In 2012 he had to seek refuge in Europe, a survivor of an attack after having denounced those responsible for violence in the region. However, he returned to the DRC the following year to pursue his commitment.

The Pope “knows very well the problems of my country,” explained Mukwege to “Vatican News” after their interview. The Doctor appreciates “the principles defended by the Vatican, such as respect for human dignity,” and hopes that these values, which today are being lost, are taught.

The Doctor pleaded for the equal dignity of men and women: “Our Congolese society will not be able to go ahead if a woman is not given the place she deserves,” a valid necessity for Africa and for the whole world, he added.

He told his story as an obstetrician: “For more than eight years, after having ‘lived’ in the operating room where I took care of mothers and their daughters . . . all that wasn’t acceptable for me. It’s why I left the operating theater to simply seek to sensitize the world on what is happening in the Democratic Republic of the Congo.”

The DRC “has been martyred for over 20 years,” he stressed.
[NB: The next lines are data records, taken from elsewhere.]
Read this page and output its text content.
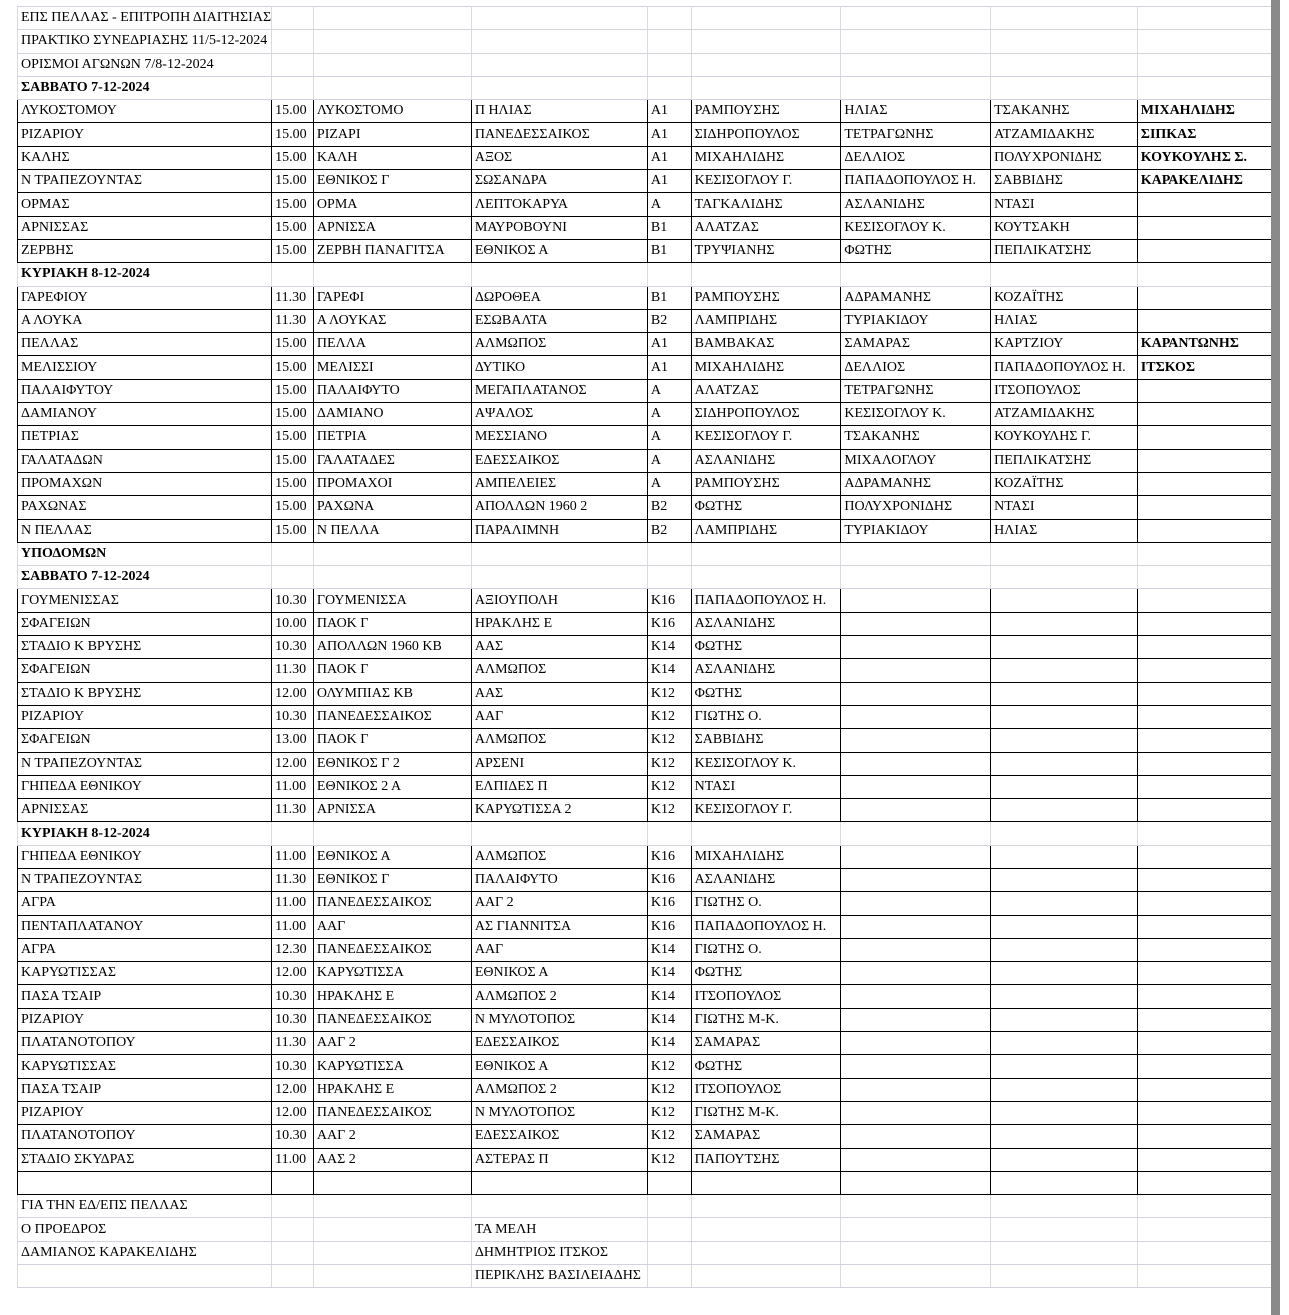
ΕΠΣ ΠΕΛΛΑΣ - ΕΠΙΤΡΟΠΗ ΔΙΑΙΤΗΣΙΑΣ								
ΠΡΑΚΤΙΚΟ ΣΥΝΕΔΡΙΑΣΗΣ 11/5-12-2024								
ΟΡΙΣΜΟΙ ΑΓΩΝΩΝ 7/8-12-2024								
ΣΑΒΒΑΤΟ 7-12-2024								
ΛΥΚΟΣΤΟΜΟΥ	15.00	ΛΥΚΟΣΤΟΜΟ	Π ΗΛΙΑΣ	Α1	ΡΑΜΠΟΥΣΗΣ	ΗΛΙΑΣ	ΤΣΑΚΑΝΗΣ	ΜΙΧΑΗΛΙΔΗΣ
ΡΙΖΑΡΙΟΥ	15.00	ΡΙΖΑΡΙ	ΠΑΝΕΔΕΣΣΑΙΚΟΣ	Α1	ΣΙΔΗΡΟΠΟΥΛΟΣ	ΤΕΤΡΑΓΩΝΗΣ	ΑΤΖΑΜΙΔΑΚΗΣ	ΣΙΠΚΑΣ
ΚΑΛΗΣ	15.00	ΚΑΛΗ	ΑΞΟΣ	Α1	ΜΙΧΑΗΛΙΔΗΣ	ΔΕΛΛΙΟΣ	ΠΟΛΥΧΡΟΝΙΔΗΣ	ΚΟΥΚΟΥΛΗΣ Σ.
Ν ΤΡΑΠΕΖΟΥΝΤΑΣ	15.00	ΕΘΝΙΚΟΣ Γ	ΣΩΣΑΝΔΡΑ	Α1	ΚΕΣΙΣΟΓΛΟΥ Γ.	ΠΑΠΑΔΟΠΟΥΛΟΣ Η.	ΣΑΒΒΙΔΗΣ	ΚΑΡΑΚΕΛΙΔΗΣ
ΟΡΜΑΣ	15.00	ΟΡΜΑ	ΛΕΠΤΟΚΑΡΥΑ	Α	ΤΑΓΚΑΛΙΔΗΣ	ΑΣΛΑΝΙΔΗΣ	ΝΤΑΣΙ	
ΑΡΝΙΣΣΑΣ	15.00	ΑΡΝΙΣΣΑ	ΜΑΥΡΟΒΟΥΝΙ	Β1	ΑΛΑΤΖΑΣ	ΚΕΣΙΣΟΓΛΟΥ Κ.	ΚΟΥΤΣΑΚΗ	
ΖΕΡΒΗΣ	15.00	ΖΕΡΒΗ ΠΑΝΑΓΙΤΣΑ	ΕΘΝΙΚΟΣ Α	Β1	ΤΡΥΨΙΑΝΗΣ	ΦΩΤΗΣ	ΠΕΠΛΙΚΑΤΣΗΣ	
ΚΥΡΙΑΚΗ 8-12-2024								
ΓΑΡΕΦΙΟΥ	11.30	ΓΑΡΕΦΙ	ΔΩΡΟΘΕΑ	Β1	ΡΑΜΠΟΥΣΗΣ	ΑΔΡΑΜΑΝΗΣ	ΚΟΖΑΪΤΗΣ	
Α ΛΟΥΚΑ	11.30	Α ΛΟΥΚΑΣ	ΕΣΩΒΑΛΤΑ	Β2	ΛΑΜΠΡΙΔΗΣ	ΤΥΡΙΑΚΙΔΟΥ	ΗΛΙΑΣ	
ΠΕΛΛΑΣ	15.00	ΠΕΛΛΑ	ΑΛΜΩΠΟΣ	Α1	ΒΑΜΒΑΚΑΣ	ΣΑΜΑΡΑΣ	ΚΑΡΤΖΙΟΥ	ΚΑΡΑΝΤΩΝΗΣ
ΜΕΛΙΣΣΙΟΥ	15.00	ΜΕΛΙΣΣΙ	ΔΥΤΙΚΟ	Α1	ΜΙΧΑΗΛΙΔΗΣ	ΔΕΛΛΙΟΣ	ΠΑΠΑΔΟΠΟΥΛΟΣ Η.	ΙΤΣΚΟΣ
ΠΑΛΑΙΦΥΤΟΥ	15.00	ΠΑΛΑΙΦΥΤΟ	ΜΕΓΑΠΛΑΤΑΝΟΣ	Α	ΑΛΑΤΖΑΣ	ΤΕΤΡΑΓΩΝΗΣ	ΙΤΣΟΠΟΥΛΟΣ	
ΔΑΜΙΑΝΟΥ	15.00	ΔΑΜΙΑΝΟ	ΑΨΑΛΟΣ	Α	ΣΙΔΗΡΟΠΟΥΛΟΣ	ΚΕΣΙΣΟΓΛΟΥ Κ.	ΑΤΖΑΜΙΔΑΚΗΣ	
ΠΕΤΡΙΑΣ	15.00	ΠΕΤΡΙΑ	ΜΕΣΣΙΑΝΟ	Α	ΚΕΣΙΣΟΓΛΟΥ Γ.	ΤΣΑΚΑΝΗΣ	ΚΟΥΚΟΥΛΗΣ Γ.	
ΓΑΛΑΤΑΔΩΝ	15.00	ΓΑΛΑΤΑΔΕΣ	ΕΔΕΣΣΑΙΚΟΣ	Α	ΑΣΛΑΝΙΔΗΣ	ΜΙΧΑΛΟΓΛΟΥ	ΠΕΠΛΙΚΑΤΣΗΣ	
ΠΡΟΜΑΧΩΝ	15.00	ΠΡΟΜΑΧΟΙ	ΑΜΠΕΛΕΙΕΣ	Α	ΡΑΜΠΟΥΣΗΣ	ΑΔΡΑΜΑΝΗΣ	ΚΟΖΑΪΤΗΣ	
ΡΑΧΩΝΑΣ	15.00	ΡΑΧΩΝΑ	ΑΠΟΛΛΩΝ 1960 2	Β2	ΦΩΤΗΣ	ΠΟΛΥΧΡΟΝΙΔΗΣ	ΝΤΑΣΙ	
Ν ΠΕΛΛΑΣ	15.00	Ν ΠΕΛΛΑ	ΠΑΡΑΛΙΜΝΗ	Β2	ΛΑΜΠΡΙΔΗΣ	ΤΥΡΙΑΚΙΔΟΥ	ΗΛΙΑΣ	
ΥΠΟΔΟΜΩΝ								
ΣΑΒΒΑΤΟ 7-12-2024								
ΓΟΥΜΕΝΙΣΣΑΣ	10.30	ΓΟΥΜΕΝΙΣΣΑ	ΑΞΙΟΥΠΟΛΗ	Κ16	ΠΑΠΑΔΟΠΟΥΛΟΣ Η.			
ΣΦΑΓΕΙΩΝ	10.00	ΠΑΟΚ Γ	ΗΡΑΚΛΗΣ Ε	Κ16	ΑΣΛΑΝΙΔΗΣ			
ΣΤΑΔΙΟ Κ ΒΡΥΣΗΣ	10.30	ΑΠΟΛΛΩΝ 1960 ΚΒ	ΑΑΣ	Κ14	ΦΩΤΗΣ			
ΣΦΑΓΕΙΩΝ	11.30	ΠΑΟΚ Γ	ΑΛΜΩΠΟΣ	Κ14	ΑΣΛΑΝΙΔΗΣ			
ΣΤΑΔΙΟ Κ ΒΡΥΣΗΣ	12.00	ΟΛΥΜΠΙΑΣ ΚΒ	ΑΑΣ	Κ12	ΦΩΤΗΣ			
ΡΙΖΑΡΙΟΥ	10.30	ΠΑΝΕΔΕΣΣΑΙΚΟΣ	ΑΑΓ	Κ12	ΓΙΩΤΗΣ Ο.			
ΣΦΑΓΕΙΩΝ	13.00	ΠΑΟΚ Γ	ΑΛΜΩΠΟΣ	Κ12	ΣΑΒΒΙΔΗΣ			
Ν ΤΡΑΠΕΖΟΥΝΤΑΣ	12.00	ΕΘΝΙΚΟΣ Γ 2	ΑΡΣΕΝΙ	Κ12	ΚΕΣΙΣΟΓΛΟΥ Κ.			
ΓΗΠΕΔΑ ΕΘΝΙΚΟΥ	11.00	ΕΘΝΙΚΟΣ 2 Α	ΕΛΠΙΔΕΣ Π	Κ12	ΝΤΑΣΙ			
ΑΡΝΙΣΣΑΣ	11.30	ΑΡΝΙΣΣΑ	ΚΑΡΥΩΤΙΣΣΑ 2	Κ12	ΚΕΣΙΣΟΓΛΟΥ Γ.			
ΚΥΡΙΑΚΗ 8-12-2024								
ΓΗΠΕΔΑ ΕΘΝΙΚΟΥ	11.00	ΕΘΝΙΚΟΣ Α	ΑΛΜΩΠΟΣ	Κ16	ΜΙΧΑΗΛΙΔΗΣ			
Ν ΤΡΑΠΕΖΟΥΝΤΑΣ	11.30	ΕΘΝΙΚΟΣ Γ	ΠΑΛΑΙΦΥΤΟ	Κ16	ΑΣΛΑΝΙΔΗΣ			
ΑΓΡΑ	11.00	ΠΑΝΕΔΕΣΣΑΙΚΟΣ	ΑΑΓ 2	Κ16	ΓΙΩΤΗΣ Ο.			
ΠΕΝΤΑΠΛΑΤΑΝΟΥ	11.00	ΑΑΓ	ΑΣ ΓΙΑΝΝΙΤΣΑ	Κ16	ΠΑΠΑΔΟΠΟΥΛΟΣ Η.			
ΑΓΡΑ	12.30	ΠΑΝΕΔΕΣΣΑΙΚΟΣ	ΑΑΓ	Κ14	ΓΙΩΤΗΣ Ο.			
ΚΑΡΥΩΤΙΣΣΑΣ	12.00	ΚΑΡΥΩΤΙΣΣΑ	ΕΘΝΙΚΟΣ Α	Κ14	ΦΩΤΗΣ			
ΠΑΣΑ ΤΣΑΙΡ	10.30	ΗΡΑΚΛΗΣ Ε	ΑΛΜΩΠΟΣ 2	Κ14	ΙΤΣΟΠΟΥΛΟΣ			
ΡΙΖΑΡΙΟΥ	10.30	ΠΑΝΕΔΕΣΣΑΙΚΟΣ	Ν ΜΥΛΟΤΟΠΟΣ	Κ14	ΓΙΩΤΗΣ Μ-Κ.			
ΠΛΑΤΑΝΟΤΟΠΟΥ	11.30	ΑΑΓ 2	ΕΔΕΣΣΑΙΚΟΣ	Κ14	ΣΑΜΑΡΑΣ			
ΚΑΡΥΩΤΙΣΣΑΣ	10.30	ΚΑΡΥΩΤΙΣΣΑ	ΕΘΝΙΚΟΣ Α	Κ12	ΦΩΤΗΣ			
ΠΑΣΑ ΤΣΑΙΡ	12.00	ΗΡΑΚΛΗΣ Ε	ΑΛΜΩΠΟΣ 2	Κ12	ΙΤΣΟΠΟΥΛΟΣ			
ΡΙΖΑΡΙΟΥ	12.00	ΠΑΝΕΔΕΣΣΑΙΚΟΣ	Ν ΜΥΛΟΤΟΠΟΣ	Κ12	ΓΙΩΤΗΣ Μ-Κ.			
ΠΛΑΤΑΝΟΤΟΠΟΥ	10.30	ΑΑΓ 2	ΕΔΕΣΣΑΙΚΟΣ	Κ12	ΣΑΜΑΡΑΣ			
ΣΤΑΔΙΟ ΣΚΥΔΡΑΣ	11.00	ΑΑΣ 2	ΑΣΤΕΡΑΣ Π	Κ12	ΠΑΠΟΥΤΣΗΣ			

ΓΙΑ ΤΗΝ ΕΔ/ΕΠΣ ΠΕΛΛΑΣ								
Ο ΠΡΟΕΔΡΟΣ			ΤΑ ΜΕΛΗ					
ΔΑΜΙΑΝΟΣ ΚΑΡΑΚΕΛΙΔΗΣ			ΔΗΜΗΤΡΙΟΣ ΙΤΣΚΟΣ					
			ΠΕΡΙΚΛΗΣ ΒΑΣΙΛΕΙΑΔΗΣ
The “country has lost more than six million people, often due to massacres, hunger, or lack of care . . . . but six million people is an enormous number! And hundreds of thousands of women have suffered violence  . . . this situation is very grave.”

He is the laureate of the 2018 Nobel Peace Prize, with Nadia Murad, survivor and witness of the genocide of the Yazidis by Daesh: both were rewarded for their efforts to put an end to the use of sexual violence as a weapon of war.

Denis Mukwege is also laureate of the Sakharov Prize, awarded at the European Parliament in 2014. “In a world of inversion of values, to refuse violence is to be a dissident,” he said in November 2014, at the moment of the prize-giving ceremony.